Blue Skies Hospice continues mission of service despite setbacks

2014-03-16T00:00:00Z Blue Skies Hospice continues mission of service despite setbacksJulie Kessler
March 16, 2014 12:00 am  • 

Oncology nurse and nurse practitioner Lisa Guzman established and opened Blue Skies Hospice in Hammond, Ind., in 2002. Her mission was to provide palliative care and hospice treatment to Northwest Indiana and Chicago suburban patients at their most vulnerable time—after being recently diagnosed with a terminal illness.

Guzman was inspired into action through her experiences with dying patients she treated as an oncology nurse—patients who did not have the comfort, care, and compassion that hospice readily offers the actively dying. “Those patients held a special place in my heart,” she said. “Yet there were so many of them who would have been better treated within a hospice.”

Blue Skies Hospice provides personalized services to improve the quality of life for patients and their families. A qualified and committed staff of nurses, social workers, clergy, and volunteers gives 24-hour care with an emphasis on the patients’ and families’ physical, emotional, and spiritual well-being.

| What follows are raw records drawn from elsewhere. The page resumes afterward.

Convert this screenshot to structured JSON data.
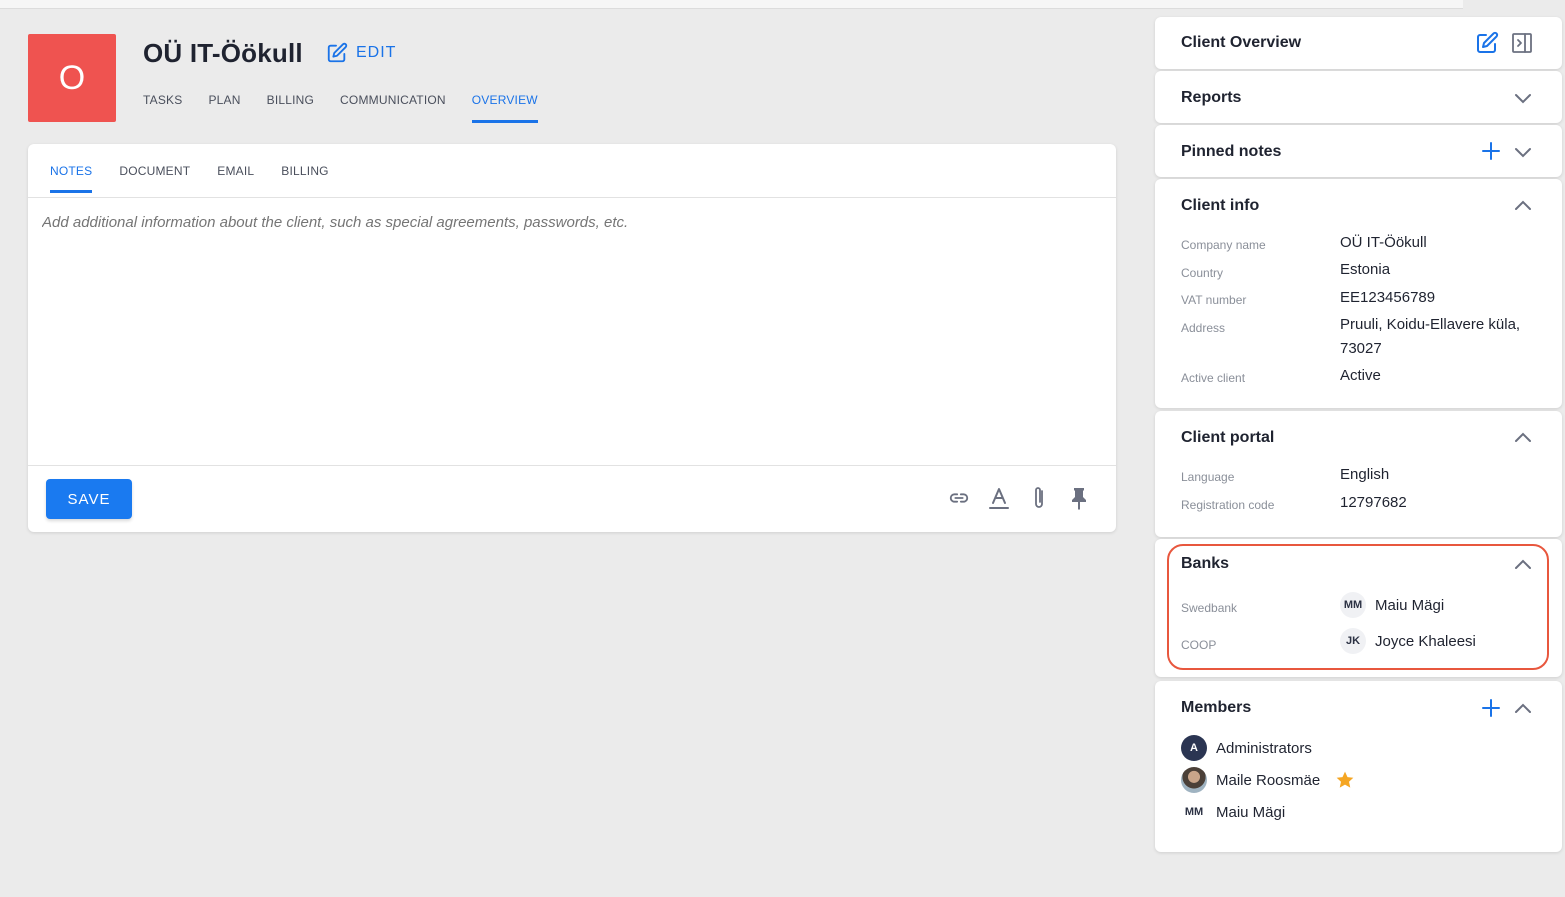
{
  "client": {
    "avatar_letter": "O",
    "name": "OÜ IT-Öökull",
    "edit_label": "EDIT",
    "avatar_color": "#ef5350"
  },
  "main_tabs": [
    "TASKS",
    "PLAN",
    "BILLING",
    "COMMUNICATION",
    "OVERVIEW"
  ],
  "main_tabs_active": "OVERVIEW",
  "notes": {
    "tabs": [
      "NOTES",
      "DOCUMENT",
      "EMAIL",
      "BILLING"
    ],
    "active_tab": "NOTES",
    "placeholder": "Add additional information about the client, such as special agreements, passwords, etc.",
    "save_label": "SAVE",
    "tool_icons": [
      "link-icon",
      "text-format-icon",
      "paperclip-icon",
      "pin-icon"
    ]
  },
  "sidebar": {
    "overview_title": "Client Overview",
    "reports_title": "Reports",
    "pinned_notes_title": "Pinned notes",
    "client_info": {
      "title": "Client info",
      "rows": [
        {
          "label": "Company name",
          "value": "OÜ IT-Öökull"
        },
        {
          "label": "Country",
          "value": "Estonia"
        },
        {
          "label": "VAT number",
          "value": "EE123456789"
        },
        {
          "label": "Address",
          "value": "Pruuli, Koidu-Ellavere küla, 73027"
        },
        {
          "label": "Active client",
          "value": "Active"
        }
      ]
    },
    "client_portal": {
      "title": "Client portal",
      "rows": [
        {
          "label": "Language",
          "value": "English"
        },
        {
          "label": "Registration code",
          "value": "12797682"
        }
      ]
    },
    "banks": {
      "title": "Banks",
      "rows": [
        {
          "label": "Swedbank",
          "initials": "MM",
          "person": "Maiu Mägi"
        },
        {
          "label": "COOP",
          "initials": "JK",
          "person": "Joyce Khaleesi"
        }
      ]
    },
    "members": {
      "title": "Members",
      "items": [
        {
          "initials": "A",
          "name": "Administrators"
        },
        {
          "initials": "",
          "name": "Maile Roosmäe",
          "starred": true
        },
        {
          "initials": "MM",
          "name": "Maiu Mägi"
        }
      ]
    }
  },
  "colors": {
    "accent": "#1a73e8",
    "highlight": "#e8573e",
    "star": "#f5a623"
  }
}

Rapid and tumultuous changes in American health care policy and governmental regulations have affected, but not ended, the mission of service that guides Lisa Guzman and the entire staff of Blue Skies Hospice.

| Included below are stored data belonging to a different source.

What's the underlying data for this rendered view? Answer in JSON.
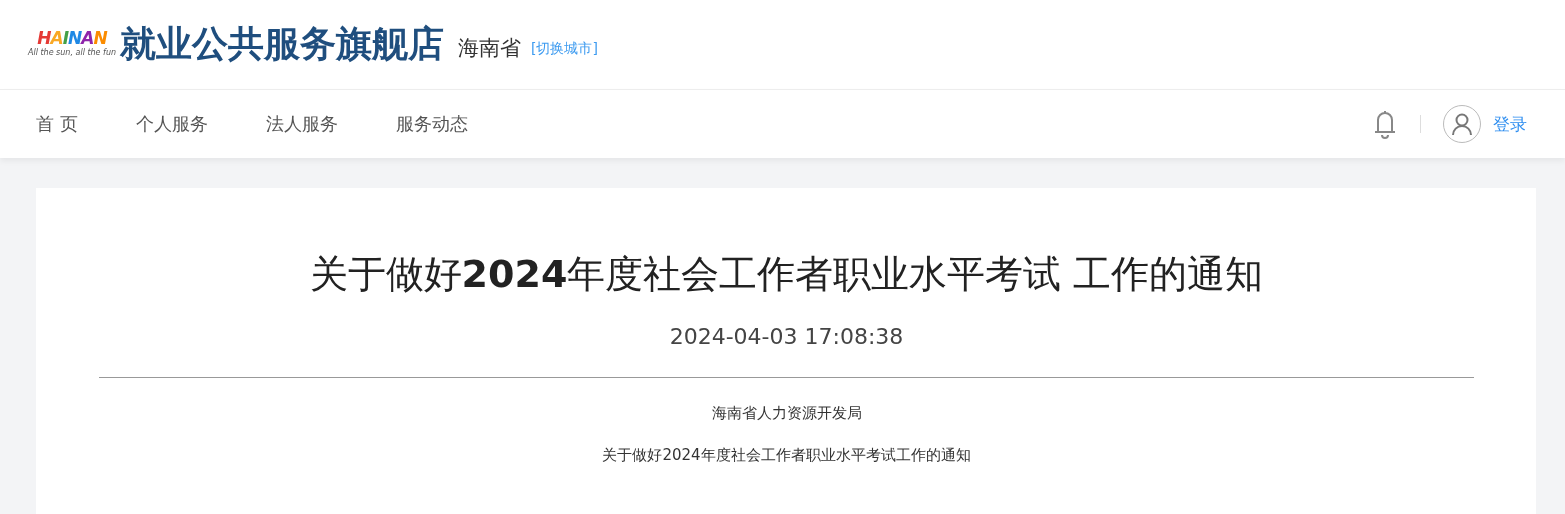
{
  "header": {
    "logo_text": "HAINAN",
    "logo_tagline": "All the sun, all the fun",
    "site_title": "就业公共服务旗舰店",
    "province": "海南省",
    "switch_city": "[切换城市]"
  },
  "nav": {
    "items": [
      {
        "label": "首 页"
      },
      {
        "label": "个人服务"
      },
      {
        "label": "法人服务"
      },
      {
        "label": "服务动态"
      }
    ],
    "login": "登录"
  },
  "article": {
    "title": "关于做好**2024**年度社会工作者职业水平考试 工作的通知",
    "date": "2024-04-03 17:08:38",
    "paragraphs": [
      "海南省人力资源开发局",
      "关于做好2024年度社会工作者职业水平考试工作的通知"
    ]
  }
}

In 2013, federal government regulations forced the closure of the Blue Skies Hospice House, a high-quality, inpatient facility that often provided care at no cost to local patients.

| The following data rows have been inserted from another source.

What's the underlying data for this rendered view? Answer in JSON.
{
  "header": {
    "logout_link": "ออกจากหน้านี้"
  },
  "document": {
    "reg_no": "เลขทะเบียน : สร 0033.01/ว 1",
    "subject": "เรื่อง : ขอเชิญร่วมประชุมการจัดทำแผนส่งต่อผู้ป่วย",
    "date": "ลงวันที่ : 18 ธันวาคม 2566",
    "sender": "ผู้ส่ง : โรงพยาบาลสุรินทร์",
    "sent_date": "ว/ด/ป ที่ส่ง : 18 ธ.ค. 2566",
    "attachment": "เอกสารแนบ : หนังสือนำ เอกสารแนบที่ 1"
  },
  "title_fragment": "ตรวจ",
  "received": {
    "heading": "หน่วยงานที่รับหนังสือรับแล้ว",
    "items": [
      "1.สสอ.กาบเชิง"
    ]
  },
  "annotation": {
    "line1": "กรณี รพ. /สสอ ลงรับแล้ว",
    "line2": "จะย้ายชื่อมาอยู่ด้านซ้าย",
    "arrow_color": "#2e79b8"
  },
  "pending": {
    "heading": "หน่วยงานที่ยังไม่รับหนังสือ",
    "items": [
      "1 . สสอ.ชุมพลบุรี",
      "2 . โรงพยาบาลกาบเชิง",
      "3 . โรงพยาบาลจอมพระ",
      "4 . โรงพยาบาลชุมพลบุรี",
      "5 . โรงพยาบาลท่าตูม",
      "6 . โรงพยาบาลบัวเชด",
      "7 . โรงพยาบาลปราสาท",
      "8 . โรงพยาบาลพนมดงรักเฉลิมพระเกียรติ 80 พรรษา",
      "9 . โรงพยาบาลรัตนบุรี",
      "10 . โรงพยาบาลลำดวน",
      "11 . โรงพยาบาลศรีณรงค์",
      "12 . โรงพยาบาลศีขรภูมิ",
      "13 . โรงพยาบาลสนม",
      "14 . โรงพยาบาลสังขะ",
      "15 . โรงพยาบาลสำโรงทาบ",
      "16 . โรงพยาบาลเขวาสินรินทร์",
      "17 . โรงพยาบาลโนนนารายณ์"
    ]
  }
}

Medicare regulations state only 20 percent of a hospice’s total patient hours can be for inpatients. When a hospice exceeds that limit, it is required to reimburse Medicare at high cost for the payment the hospice receives. Because of this additional financial burden, Blue Skies was forced to close its doors on Feb 1, 2014. Patients no longer have access to its peaceful facilities.

A new beginning

However, Blue Skies Hospice is moving forward, adjusting to current health care laws so it can continue to serve Northwest Indiana and the Chicago suburbs. On Feb 1, 2014, Blue Skies Hospice relocated to its new office at 649 Mulberry St. in Hammond, providing palliative care and symptom management for terminally ill patients. Blue Skies will still be able provide short-term, inpatient care at contracted facilities. Patients are receiving comfort in a way that protects patients’ dignity and enhances their families’ peace of mind.

Guzman has also recently opened the doors of Blue Skies Medical, a new family practice office specializing in palliative care in Lansing, Ill.

Guzman received the AMVETS National Ladies Auxiliary Humanitarian Award in 2007, for outstanding dedication and years of service to those with terminal illnesses and little or no insurance. She and Blue Skies demonstrate that even when changes in health care law, policy, and cost confuse and frustrate many Americans, qualified and caring people can continue to make a beneficial difference for the lives of many patients and their families.